Ian attended Brasenose College, Oxford, in the 1980’s alongside one of the Guardian’s firebrands, George Monbiot, the self-appointed high priest of rewilding and cheerleader for eco-activists.
“Since 1985 the trajectories of our lives have sent us in different directions. Two years ago the Guardian published a couple of hit jobs. George described my agency Abzed as being ‘how the rich purchase results.’ I use that quote in my marketing material. thank you, George!
“After his article I took the opportunity of reminding the Guardian about its codes of practice. Since I had two hit articles against me, didn’t this mean I had a right to reply? A lot of phone calls later and the Guardian stopped making excuses and gave me an online column. The result was Guardian readers enjoying an unexpected insight into the eco-case for grouse moors. and my very first death threat.”
However Ian argues that we are moving towards the industry being more considerate, the RSPB being more thoughtful, and activists rapidly being shunted into a corner. “My advice to those working on grouse moors is to converse with those who are genuinely concerned and who are open to real conversation. Yet the pathologically angry should be ignored. don’t fuel their self-righteousness by engaging them on twitter,” he argues.
2018 has not been a good year for grouse, but it has been an encouraging one for those yearning for a more considerate countryside. The grouse moor industry is becoming wiser – witness the 21 hen harriers fledging on english grouse moors; 21 more than last year. the RSPB is also becoming wiser, as Ian explains: “It knows that it has to do more predator control if it is not to be annually embarrassed on wader conservation results by grouse moors.
“This direction of travel could leave the perpetually angry activists increasingly isolated.
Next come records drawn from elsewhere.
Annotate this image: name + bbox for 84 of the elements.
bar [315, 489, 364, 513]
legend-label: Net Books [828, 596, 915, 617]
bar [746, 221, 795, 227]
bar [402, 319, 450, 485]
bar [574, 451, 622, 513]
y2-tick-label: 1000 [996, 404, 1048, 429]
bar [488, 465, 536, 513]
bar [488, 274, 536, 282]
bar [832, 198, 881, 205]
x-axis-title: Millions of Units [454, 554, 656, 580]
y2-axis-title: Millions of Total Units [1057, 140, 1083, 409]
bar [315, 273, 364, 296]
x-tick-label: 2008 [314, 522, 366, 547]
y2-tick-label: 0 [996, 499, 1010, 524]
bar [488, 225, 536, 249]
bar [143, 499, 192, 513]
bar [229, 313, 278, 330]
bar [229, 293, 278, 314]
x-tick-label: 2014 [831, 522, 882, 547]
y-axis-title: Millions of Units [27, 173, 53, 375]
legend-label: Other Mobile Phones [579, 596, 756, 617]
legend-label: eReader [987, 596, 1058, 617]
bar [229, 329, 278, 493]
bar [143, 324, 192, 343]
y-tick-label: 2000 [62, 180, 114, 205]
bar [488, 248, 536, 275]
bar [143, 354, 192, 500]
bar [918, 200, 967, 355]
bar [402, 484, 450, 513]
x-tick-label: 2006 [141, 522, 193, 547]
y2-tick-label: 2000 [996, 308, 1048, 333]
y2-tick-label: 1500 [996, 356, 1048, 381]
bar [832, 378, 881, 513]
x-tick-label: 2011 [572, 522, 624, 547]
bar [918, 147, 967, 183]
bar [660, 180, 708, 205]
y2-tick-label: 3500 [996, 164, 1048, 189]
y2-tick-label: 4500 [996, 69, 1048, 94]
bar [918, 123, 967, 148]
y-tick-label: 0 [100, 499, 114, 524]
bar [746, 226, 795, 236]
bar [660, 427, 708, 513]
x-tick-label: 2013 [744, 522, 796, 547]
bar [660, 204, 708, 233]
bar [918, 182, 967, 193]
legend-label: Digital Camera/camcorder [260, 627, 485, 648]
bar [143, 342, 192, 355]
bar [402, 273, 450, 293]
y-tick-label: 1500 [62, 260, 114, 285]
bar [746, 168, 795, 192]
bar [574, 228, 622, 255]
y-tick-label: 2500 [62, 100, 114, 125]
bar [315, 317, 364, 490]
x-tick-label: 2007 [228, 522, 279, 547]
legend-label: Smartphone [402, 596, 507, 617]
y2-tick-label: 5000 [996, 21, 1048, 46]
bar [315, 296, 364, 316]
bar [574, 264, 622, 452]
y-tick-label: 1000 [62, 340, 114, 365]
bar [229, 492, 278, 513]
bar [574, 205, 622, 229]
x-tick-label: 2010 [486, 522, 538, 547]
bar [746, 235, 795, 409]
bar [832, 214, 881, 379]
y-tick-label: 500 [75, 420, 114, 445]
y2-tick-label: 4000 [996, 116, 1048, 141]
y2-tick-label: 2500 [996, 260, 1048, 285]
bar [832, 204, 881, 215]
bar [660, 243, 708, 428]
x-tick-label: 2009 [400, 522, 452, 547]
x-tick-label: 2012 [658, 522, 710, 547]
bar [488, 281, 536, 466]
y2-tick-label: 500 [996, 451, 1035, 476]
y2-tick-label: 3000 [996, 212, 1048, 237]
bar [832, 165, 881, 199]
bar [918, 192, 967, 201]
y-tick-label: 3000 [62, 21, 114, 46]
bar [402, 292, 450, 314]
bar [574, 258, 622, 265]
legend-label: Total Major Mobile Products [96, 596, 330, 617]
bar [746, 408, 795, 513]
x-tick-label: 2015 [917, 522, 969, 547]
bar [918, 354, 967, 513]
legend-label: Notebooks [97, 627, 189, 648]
Those who have been driving the RSPB’s policy through social media will become fringe elements. Within the RSPB, as well as DEFRA, pragmatists will start to dominate.
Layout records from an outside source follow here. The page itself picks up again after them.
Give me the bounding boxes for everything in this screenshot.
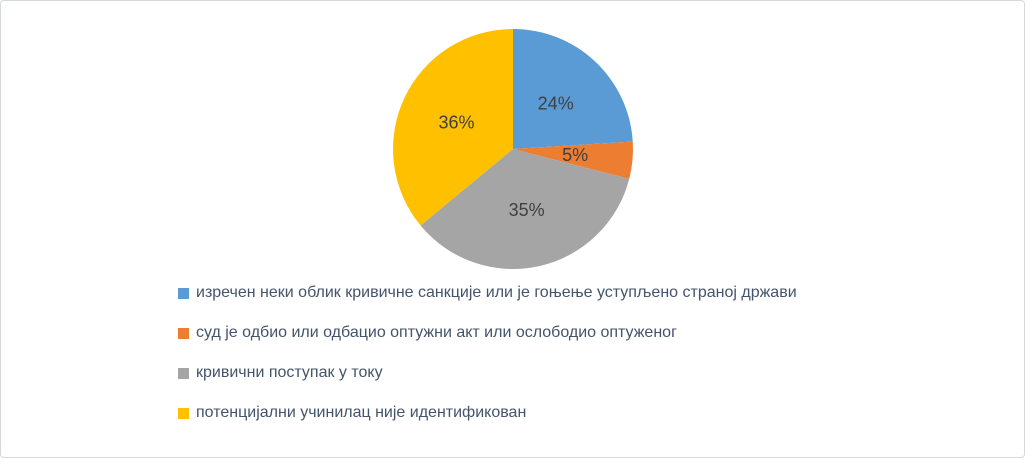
legend-item-2: кривични поступак у току <box>178 363 797 383</box>
legend-item-0: изречен неки облик кривичне санкције или… <box>178 283 797 303</box>
legend-item-label: изречен неки облик кривичне санкције или… <box>196 284 797 301</box>
legend-item-3: потенцијални учинилац није идентификован <box>178 403 797 423</box>
pie-slice-1 <box>513 141 633 179</box>
pie-slice-value-label-0: 24% <box>538 94 574 114</box>
legend-item-label: суд је одбио или одбацио оптужни акт или… <box>196 324 677 341</box>
pie-slice-3 <box>393 29 513 226</box>
pie-slice-value-label-3: 36% <box>438 112 474 132</box>
legend-item-label: потенцијални учинилац није идентификован <box>196 404 527 421</box>
pie-slice-value-label-2: 35% <box>509 200 545 220</box>
legend-item-1: суд је одбио или одбацио оптужни акт или… <box>178 323 797 343</box>
pie-slice-value-label-1: 5% <box>562 145 588 165</box>
chart-legend: изречен неки облик кривичне санкције или… <box>178 283 797 423</box>
pie-slice-0 <box>513 29 633 149</box>
legend-swatch-icon <box>178 367 189 379</box>
legend-swatch-icon <box>178 287 189 299</box>
pie-slice-2 <box>420 149 630 269</box>
legend-swatch-icon <box>178 407 189 419</box>
legend-swatch-icon <box>178 327 189 339</box>
legend-item-label: кривични поступак у току <box>196 364 383 381</box>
“You Forgot the Birds has taken on the ideologues through the media. since we arrived there have been no free hits against grouse moors. More recently we have also adopted the mantra that ‘our enemy’s enemy needs our help’. As the resulting activist- on-activist fight continues we’ll see a much more relaxing time for the grouse moors.”
Ian concludes: “The optimist in me sees that we are closing in on sensible discussion on how nature should be managed. that could be firmly established by 2020, unless we have Prime Minister Corbyn. Building a strong media consensus on the ecological and economic advantages of grouse moors is the best way to future proof the sport against that scenario.”